Integrated enterprise learning assisted by personal development planning, with their links to adaptability, innovation and productivity, will become major components of successful work places in the early twenty-first century. These should be complemented by learner-driven, just-in-time learning aided by modern technology.
Dr Peter Ellyard’s list of the skills and capabilities which he believes young person will need to thrive in the years beyond 2020, to achieve wellbeing in this society includes:
- Developing a successful career path with an emphasis on job making rather than on job taking. This involves utilizing insight to determine one’s destiny, what is one’s aptitude and passion; foresight to understand emerging trends, opportunities and possibilities and being able to strategically position oneself in a 21st century industrial structure ; and hindsight to learn from one’s experiences, so as to inform one’s career and personal development.

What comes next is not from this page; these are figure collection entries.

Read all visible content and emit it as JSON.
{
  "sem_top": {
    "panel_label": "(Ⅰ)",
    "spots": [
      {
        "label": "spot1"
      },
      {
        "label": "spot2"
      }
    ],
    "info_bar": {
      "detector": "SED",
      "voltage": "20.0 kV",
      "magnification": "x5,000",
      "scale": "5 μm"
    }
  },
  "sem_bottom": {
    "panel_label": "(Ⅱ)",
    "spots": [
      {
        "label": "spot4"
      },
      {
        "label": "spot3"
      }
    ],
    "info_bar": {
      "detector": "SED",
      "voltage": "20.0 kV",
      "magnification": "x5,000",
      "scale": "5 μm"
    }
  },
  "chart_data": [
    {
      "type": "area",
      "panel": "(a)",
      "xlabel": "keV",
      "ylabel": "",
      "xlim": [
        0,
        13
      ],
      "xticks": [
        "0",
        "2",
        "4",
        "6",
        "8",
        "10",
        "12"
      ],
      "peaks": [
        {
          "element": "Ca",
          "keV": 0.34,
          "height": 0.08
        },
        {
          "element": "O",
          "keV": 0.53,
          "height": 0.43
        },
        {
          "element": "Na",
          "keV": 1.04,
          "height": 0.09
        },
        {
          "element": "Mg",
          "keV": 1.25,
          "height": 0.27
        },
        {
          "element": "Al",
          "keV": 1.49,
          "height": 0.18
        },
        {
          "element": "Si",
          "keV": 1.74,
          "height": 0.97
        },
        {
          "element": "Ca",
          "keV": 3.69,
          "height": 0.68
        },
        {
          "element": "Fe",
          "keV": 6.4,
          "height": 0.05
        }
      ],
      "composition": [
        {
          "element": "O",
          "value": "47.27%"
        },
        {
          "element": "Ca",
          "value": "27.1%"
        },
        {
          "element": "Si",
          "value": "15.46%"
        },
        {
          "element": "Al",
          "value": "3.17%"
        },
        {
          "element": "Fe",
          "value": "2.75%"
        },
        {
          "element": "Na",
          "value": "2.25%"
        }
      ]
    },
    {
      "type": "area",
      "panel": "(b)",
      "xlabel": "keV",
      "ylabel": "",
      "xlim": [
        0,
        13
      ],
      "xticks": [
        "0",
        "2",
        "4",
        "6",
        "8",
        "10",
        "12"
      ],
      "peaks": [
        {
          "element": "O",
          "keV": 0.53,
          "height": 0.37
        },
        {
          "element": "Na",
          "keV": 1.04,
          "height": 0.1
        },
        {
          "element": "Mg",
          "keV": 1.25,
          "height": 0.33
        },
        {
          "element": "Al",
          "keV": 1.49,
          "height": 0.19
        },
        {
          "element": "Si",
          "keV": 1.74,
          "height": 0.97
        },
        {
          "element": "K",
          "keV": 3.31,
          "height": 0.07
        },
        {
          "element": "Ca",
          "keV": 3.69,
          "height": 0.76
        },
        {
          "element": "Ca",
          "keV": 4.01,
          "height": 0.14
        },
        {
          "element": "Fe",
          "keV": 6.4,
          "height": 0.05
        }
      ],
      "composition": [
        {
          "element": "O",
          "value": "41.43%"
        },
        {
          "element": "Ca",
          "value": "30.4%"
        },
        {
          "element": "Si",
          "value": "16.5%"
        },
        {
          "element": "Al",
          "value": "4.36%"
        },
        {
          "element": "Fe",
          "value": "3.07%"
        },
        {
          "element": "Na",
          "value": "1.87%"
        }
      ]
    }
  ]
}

- Being an enterprising innovative person, constantly seeking to do old things better and new things first. This requires a major focus on life/enterprise skills, and in continuously developing one’s own creativity and enterprise, and respecting it in others.
In many rural communities the ecological prosperity can be a major source of wealth generation. In economically poor urban communities, cultural prosperity can be used to create economic prosperity.
- Economic prosperity involves the promotion of emerging 21st century industries. Seventy percent of the industries, products and services of the year 2025 have yet to be invented. Almost all the new industries born in the 20th century were born in cities, and there they stay. New forms of connectivity means that we can now locate many emerging 21st century industries in rural communities. It also involves increasing the collective bargaining power which rural communities have with the external world.
Most young people in rural communities and in disadvantaged urban communities who are motivated and knowledge seeking will leave these communities as soon as they can, never to return.
However the education system can and should play a major role in enduring that the capabilities of young people in rural communities are of the kind needed to enable them to stay in rural communities and lead these communities into a knowledge rich sustainably prosperous future . If this does not happen rural communities will decline even more and many will die all together. If we are to create sustainable prosperity in rural communities we must engender a population of innovators in these communities: people who are both creative and enterprising.